Jim's Restaurants
- Type: Private
- Industry: Casual dining restaurant
- Founded: 1947; 79 years ago in San Antonio, Texas, United States
- Founders: Germano "Jim" Hasslocher Veva Ball Hasslocher
- Headquarters: San Antonio, Texas
- Number of locations: 13
- Key people: Jimmy Hasslocher, President & CEO
- Owner: Frontier Enterprises
- Website: www.jimsrestaurants.com

= Jim's Restaurants =

Chain of restaurants in Texas

Jim's Restaurants is an American chain of restaurants owned by Uptown San Antonio, Texas-based Frontier Enterprises.

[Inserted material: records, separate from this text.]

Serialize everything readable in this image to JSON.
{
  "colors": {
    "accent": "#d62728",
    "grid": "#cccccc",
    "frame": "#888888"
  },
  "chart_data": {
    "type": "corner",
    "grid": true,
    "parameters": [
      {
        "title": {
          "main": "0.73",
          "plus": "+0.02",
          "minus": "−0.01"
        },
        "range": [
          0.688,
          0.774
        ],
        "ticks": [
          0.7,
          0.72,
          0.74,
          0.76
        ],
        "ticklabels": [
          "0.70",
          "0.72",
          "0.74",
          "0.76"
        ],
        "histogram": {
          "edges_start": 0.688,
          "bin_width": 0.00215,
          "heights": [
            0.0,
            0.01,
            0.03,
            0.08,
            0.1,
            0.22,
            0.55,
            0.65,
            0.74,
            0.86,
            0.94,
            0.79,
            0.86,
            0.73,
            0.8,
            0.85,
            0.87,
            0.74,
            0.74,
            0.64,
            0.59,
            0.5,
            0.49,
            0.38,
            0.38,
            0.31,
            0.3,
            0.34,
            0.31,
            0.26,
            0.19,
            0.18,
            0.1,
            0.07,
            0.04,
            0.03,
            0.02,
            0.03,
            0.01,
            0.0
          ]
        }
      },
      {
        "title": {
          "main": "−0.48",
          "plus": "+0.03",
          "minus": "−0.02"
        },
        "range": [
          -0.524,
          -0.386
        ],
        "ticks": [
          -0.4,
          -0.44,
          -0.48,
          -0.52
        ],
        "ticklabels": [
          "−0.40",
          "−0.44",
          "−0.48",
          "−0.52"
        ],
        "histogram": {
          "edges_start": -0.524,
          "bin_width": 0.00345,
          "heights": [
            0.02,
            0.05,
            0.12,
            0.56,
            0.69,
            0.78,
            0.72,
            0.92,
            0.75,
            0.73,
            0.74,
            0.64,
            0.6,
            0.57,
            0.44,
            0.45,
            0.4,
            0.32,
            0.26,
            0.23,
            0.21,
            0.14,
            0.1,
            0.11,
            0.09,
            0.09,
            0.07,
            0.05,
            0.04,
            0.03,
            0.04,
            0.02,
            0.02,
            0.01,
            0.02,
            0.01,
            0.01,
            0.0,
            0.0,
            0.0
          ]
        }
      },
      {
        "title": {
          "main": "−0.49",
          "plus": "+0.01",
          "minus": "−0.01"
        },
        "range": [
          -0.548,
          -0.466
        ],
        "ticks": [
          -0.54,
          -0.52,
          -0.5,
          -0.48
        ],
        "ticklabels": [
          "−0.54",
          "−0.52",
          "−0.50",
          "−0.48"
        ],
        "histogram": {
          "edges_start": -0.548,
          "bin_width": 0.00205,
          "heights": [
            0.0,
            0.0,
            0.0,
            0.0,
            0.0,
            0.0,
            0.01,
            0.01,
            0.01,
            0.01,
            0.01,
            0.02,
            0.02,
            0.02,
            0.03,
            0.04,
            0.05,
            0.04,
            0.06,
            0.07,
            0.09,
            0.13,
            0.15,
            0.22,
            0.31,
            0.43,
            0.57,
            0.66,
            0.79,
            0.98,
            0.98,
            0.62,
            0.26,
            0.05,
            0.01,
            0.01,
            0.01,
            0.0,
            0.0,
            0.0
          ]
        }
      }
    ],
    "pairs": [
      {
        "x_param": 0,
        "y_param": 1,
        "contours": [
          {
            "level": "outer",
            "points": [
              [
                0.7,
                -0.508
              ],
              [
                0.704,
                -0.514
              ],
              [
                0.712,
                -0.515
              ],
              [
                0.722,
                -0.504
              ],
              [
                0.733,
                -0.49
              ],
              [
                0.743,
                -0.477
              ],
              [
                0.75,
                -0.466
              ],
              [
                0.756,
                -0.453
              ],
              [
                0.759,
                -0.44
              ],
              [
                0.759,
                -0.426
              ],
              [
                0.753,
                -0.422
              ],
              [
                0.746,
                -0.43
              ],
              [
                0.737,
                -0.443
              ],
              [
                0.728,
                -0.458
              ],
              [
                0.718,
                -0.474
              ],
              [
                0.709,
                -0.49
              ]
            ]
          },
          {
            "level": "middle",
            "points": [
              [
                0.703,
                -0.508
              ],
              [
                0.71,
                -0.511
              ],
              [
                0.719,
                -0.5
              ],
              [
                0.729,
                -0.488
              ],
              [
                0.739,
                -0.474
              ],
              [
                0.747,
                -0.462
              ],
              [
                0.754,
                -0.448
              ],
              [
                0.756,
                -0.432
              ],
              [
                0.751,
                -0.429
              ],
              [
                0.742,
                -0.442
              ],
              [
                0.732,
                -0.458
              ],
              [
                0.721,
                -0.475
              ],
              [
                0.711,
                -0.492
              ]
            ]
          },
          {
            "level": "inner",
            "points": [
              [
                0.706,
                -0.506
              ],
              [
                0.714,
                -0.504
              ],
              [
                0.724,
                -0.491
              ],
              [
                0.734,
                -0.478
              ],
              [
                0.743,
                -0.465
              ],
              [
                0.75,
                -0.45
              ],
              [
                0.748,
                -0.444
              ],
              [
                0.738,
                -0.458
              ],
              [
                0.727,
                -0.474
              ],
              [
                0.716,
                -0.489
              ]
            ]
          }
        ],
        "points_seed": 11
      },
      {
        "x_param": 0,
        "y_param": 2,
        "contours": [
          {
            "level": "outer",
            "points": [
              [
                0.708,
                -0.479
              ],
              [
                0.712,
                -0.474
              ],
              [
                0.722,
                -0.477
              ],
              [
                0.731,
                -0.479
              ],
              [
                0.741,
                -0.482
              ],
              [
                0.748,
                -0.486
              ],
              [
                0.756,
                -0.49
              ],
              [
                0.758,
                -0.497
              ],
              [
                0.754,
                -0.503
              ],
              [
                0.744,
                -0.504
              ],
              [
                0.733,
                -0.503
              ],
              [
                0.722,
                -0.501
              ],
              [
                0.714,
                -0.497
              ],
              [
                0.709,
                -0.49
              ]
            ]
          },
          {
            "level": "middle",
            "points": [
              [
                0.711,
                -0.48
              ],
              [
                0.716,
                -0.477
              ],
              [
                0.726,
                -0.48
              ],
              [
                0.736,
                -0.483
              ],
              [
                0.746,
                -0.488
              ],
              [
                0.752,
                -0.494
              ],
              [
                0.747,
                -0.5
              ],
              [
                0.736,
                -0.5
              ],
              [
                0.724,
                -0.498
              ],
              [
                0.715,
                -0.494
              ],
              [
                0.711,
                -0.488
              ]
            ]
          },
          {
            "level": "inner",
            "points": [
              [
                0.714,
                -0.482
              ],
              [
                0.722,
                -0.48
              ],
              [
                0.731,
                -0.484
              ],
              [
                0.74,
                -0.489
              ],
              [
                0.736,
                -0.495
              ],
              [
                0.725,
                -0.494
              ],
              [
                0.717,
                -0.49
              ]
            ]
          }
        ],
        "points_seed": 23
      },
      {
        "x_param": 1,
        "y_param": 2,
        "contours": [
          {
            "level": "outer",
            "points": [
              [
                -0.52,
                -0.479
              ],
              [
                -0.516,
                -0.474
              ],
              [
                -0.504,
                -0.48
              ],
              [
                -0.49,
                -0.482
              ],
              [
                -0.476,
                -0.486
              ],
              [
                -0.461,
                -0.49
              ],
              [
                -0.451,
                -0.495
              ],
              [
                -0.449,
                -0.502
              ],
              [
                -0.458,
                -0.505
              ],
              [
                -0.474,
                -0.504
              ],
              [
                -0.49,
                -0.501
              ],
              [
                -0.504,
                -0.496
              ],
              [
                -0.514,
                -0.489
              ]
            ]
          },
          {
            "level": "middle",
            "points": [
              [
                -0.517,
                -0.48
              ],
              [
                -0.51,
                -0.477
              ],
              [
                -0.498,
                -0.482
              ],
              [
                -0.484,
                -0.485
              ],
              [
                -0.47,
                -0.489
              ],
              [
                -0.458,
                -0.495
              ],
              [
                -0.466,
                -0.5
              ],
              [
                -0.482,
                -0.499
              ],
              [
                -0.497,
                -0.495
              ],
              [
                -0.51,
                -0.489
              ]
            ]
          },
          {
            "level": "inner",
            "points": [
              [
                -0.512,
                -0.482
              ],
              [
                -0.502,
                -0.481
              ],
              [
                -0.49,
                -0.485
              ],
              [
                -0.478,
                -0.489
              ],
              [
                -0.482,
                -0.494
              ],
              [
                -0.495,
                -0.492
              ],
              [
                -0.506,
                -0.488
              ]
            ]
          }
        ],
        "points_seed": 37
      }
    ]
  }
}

Jim's, most well known for its breakfast and charbroiled hamburgers, was started in 1947 when Germano "Jim" Hasslocher and his business partner and wife Veva Ball Hasslocher built their first burger stand. At its peak, Jim's had locations in San Antonio, Austin, Houston, San Marcos, Waco, and Temple.

Jim Hasslocher remained CEO until his death on November 18, 2015 at the age of 93. The current CEO is their son, Jimmy Hasslocher. As of April 2024, Frontier Enterprises operates 12 locations in the San Antonio area and 3 in Austin.

==History==

Germano "Jim" Hasslocher and his wife and business partner Veva Ball Hasslocher founded Jim's Restaurants (originally named Jim's Coffee Shop) in 1963, but his first restaurants were Frontier Drive-In, which became Frontier Enterprises, Inc. Over the years, Frontier Enterprises included:
- Frontier Drive-In (1947–early 1990s)
- Jim's (1963–present)
- Tower Foods, restaurant at the top of Tower of the Americas at HemisFair Plaza (1968–2004)
- The Magic Time Machine (1973–present)
- The Wayward Lady riverboat restaurant in Corpus Christi, Texas (1984–1988)
- Mississippi Riverboat Amusement of Biloxi (Biloxi Belle casino in Mississippi) (1992– )
- La Fonda Alamo Heights (2014–present)
- Frontier Burger (2016–present)

Frontier Drive-In primarily served hamburgers, onion rings, and milkshakes and became a drive-in burger concept with carhops which eventually led to full-service restaurants in several locations. Jim's Restaurants likewise became famous for their hamburgers as well as serving breakfast diner dishes 24 hours a day.

===Relationship to Shoney's and Champs===

In 1998, Jim's Restaurants bought eight Shoney's, and converted them to Jim's. These restaurants did not do well financially.

Jim's Restaurant had several locations in Houston, which they sold. Terry Parsons, who worked as a manager with Frontier Enterprises for many years, took ownership of these Houston restaurants under a new name, Champs Restaurants, and opened several other, new restaurants within the new Champs chain.

==Political influence==

Founder Jim Hasslocher was president of the National Restaurant Association lobbying organization in 1986, the Texas Restaurant Association in 1960, and the San Antonio Restaurant Association in 1956. Veva Hasslocher was a founding member and two-time president of the San Antonio Restaurant Association Women's Auxiliary. Their son the current CEO, Jimmy Hasslocher, served five terms on the San Antonio City Council, was the mayor pro-tem, sits on the board of the city hospital district, and also was the president of the Texas Restaurant Association.

As such, Jim's Restaurants CEOs have often been locally influential and vocally advocated for specific policies that they feel affect restaurant owners. Some positions they have taken include:
- (1968) Helping pass the Liquor by the Drink law in Texas, resulting in restaurants being able to sell mixed drinks
- (2013) Speaking out against the Affordable Care Act ("Obamacare")
- (2019) Speaking out against a city Safe and Sick Leave ordinance, which required employers to provide paid sick leave

==Estate feuds and pandemic scandal==

Jim and Veva Hasslocher had five children, all of whom worked for Frontier Enterprises at some point. Frontier Enterprises was a privately held family partnership under a parent company named Hasslocher Enterprises, that was worth an estimated $30 million in 2016 (equivalent to about $39 million in 2024). The parents established a succession plan with a no-contest clause in their wills.

Veva died in 2009, and Jim died in 2015. In 2019, daughters Caryn and Susan Hasslocher filed a lawsuit against their brother and CEO Jimmy Hasslocher over ownership interests and payments.

In 2020, when restaurants in Texas were closed during the COVID-19 pandemic, Jim's Restaurants were again in the news: they furloughed about 1,000 employees even though they accepted more than $6.8 million from the Paycheck Protection Program to cover payroll and other costs during the business closure time.

Jim's Restaurants continue to struggle after these recent scandals: several restaurants closed, and most of the remaining ones are open under reduced hours.